“There are no shortcuts in life!’ Or is there? “Thinking Better: The Art of the Shortcut in Math and Life” is a recently published book by the Oxford University mathematician Marcus du Sautoy. He argues that shortcuts are more common than most think in all aspects of life – be it music, psychotherapy, or even politics.
In 18th century Germany, a schoolboy, then 8-9 years old, was sitting in the math class. The teacher was looking for a bit of a rest and decided to give the class the seemingly lengthy exercise of adding all the numbers from 1 to 100. While the rest of the class started adding the numbers in sequence and the teacher started preparing to take a break, young Gauss wrote down the answer in a jiffy in his slate. The teacher couldn’t believe what he saw and was sure it couldn’t be the correct answer – yet it was. The boy explained how he arrived at the answer. Instead of adding the numbers serially, he realised that adding the first and the last gives a total of 101, the sum of the second and the last, but one also gives 101 and so on, such that it all ends up with 50 pairs of addition each adding to 101. Hence the answer was 50 x 101 = 5050. This boy was none other than the math prodigy named Carl Friedrich Gauss, famously known as the last mathematician who knew all of the mathematics known at the time. Some consider him the greatest mathematician of all time at par with Newton and Euler. He demonstrated the power of the shortcut like no other.
Taking shortcuts in life often means choosing the easier path, preferring the less difficult option or often resorting to unscrupulous means. However, real shortcuts often involve hard work and a lot of effort that makes what is complex and difficult look easy. These two aspects of shortcuts are well described by Greek philosopher Aristotle. The first of his ideas of two kinds of work was praxis or work that you love doing for its own sake, so you don’t want a shortcut. The other was poiesis, which is work to attain a goal or objective. And in general, the latter is the one for which you want a shortcut but not by cutting corners in any negative sense.

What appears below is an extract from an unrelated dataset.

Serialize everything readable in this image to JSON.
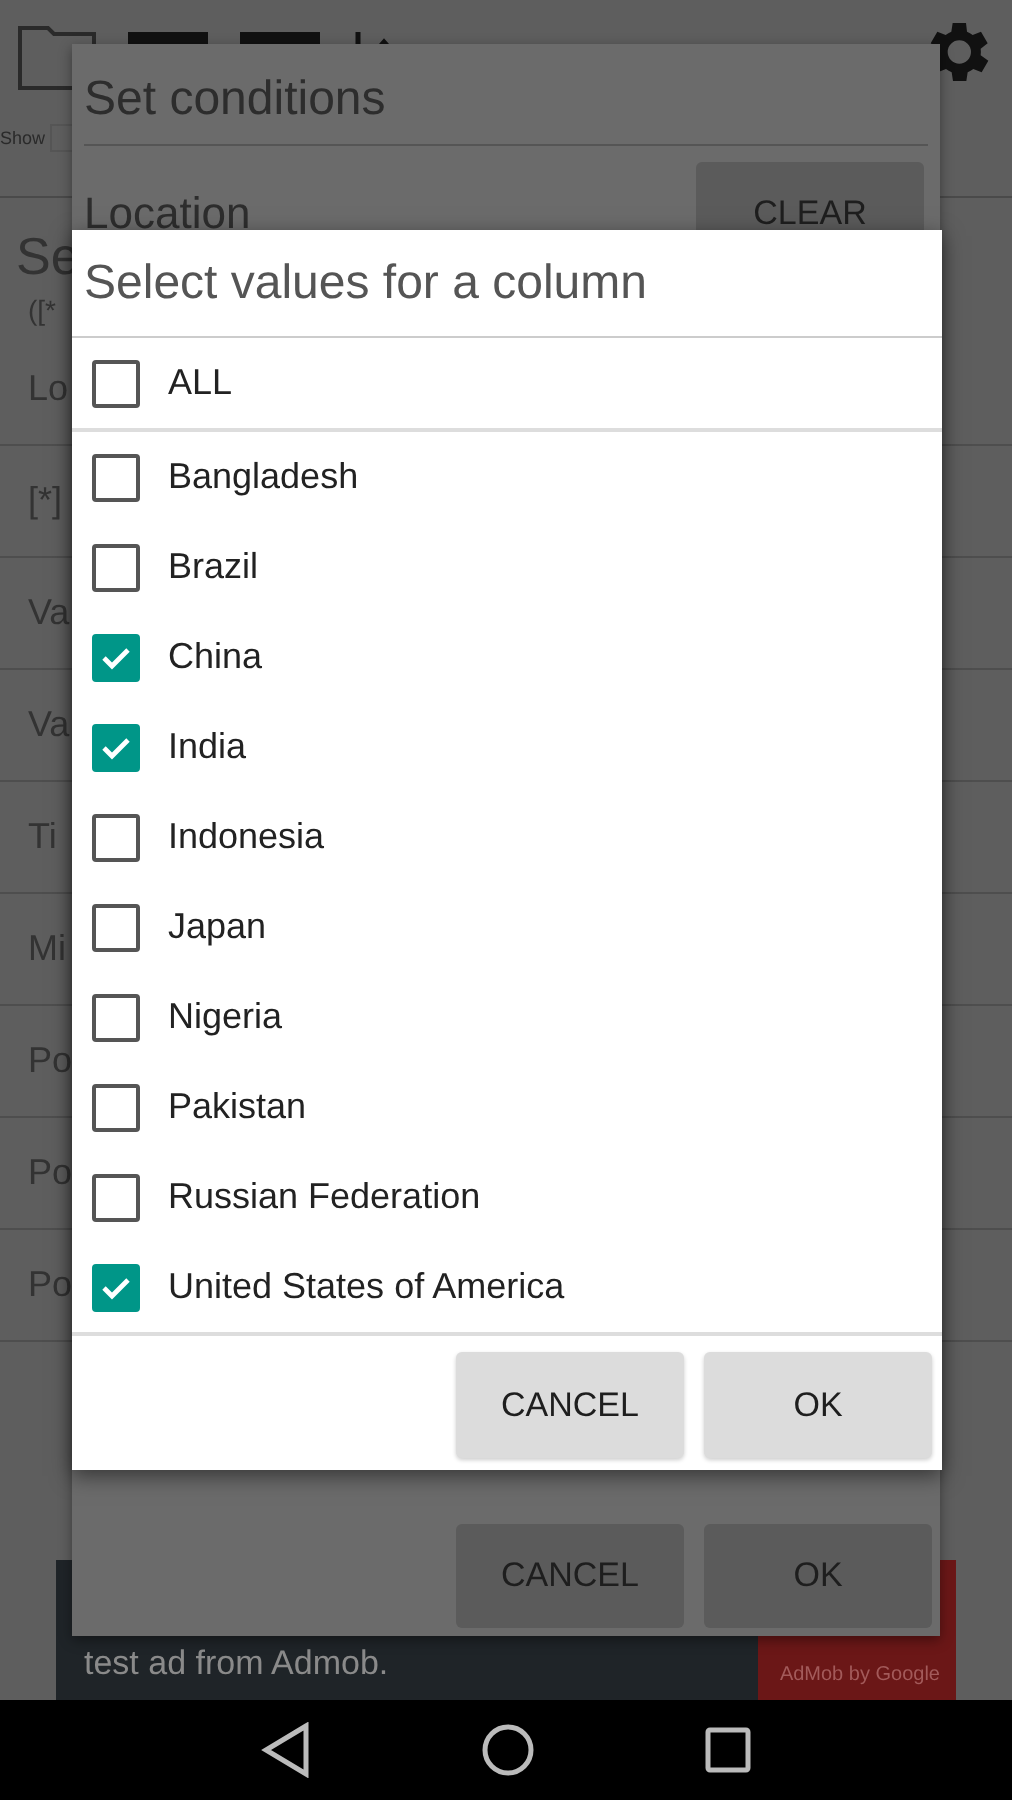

Nobel Prize winner for economics and psychologist of Israeli-American origin Daniel Kahneman wrote the New York Times bestseller “Thinking, Fast and Slow” published in 2011. It talks about two modes of thinking in humans. The first is an intuitive, almost unconscious and quick mode of thinking we apply to most day-to-day simple situations such as distance of objects, sources of sound, reading a billboard or driving on an empty road.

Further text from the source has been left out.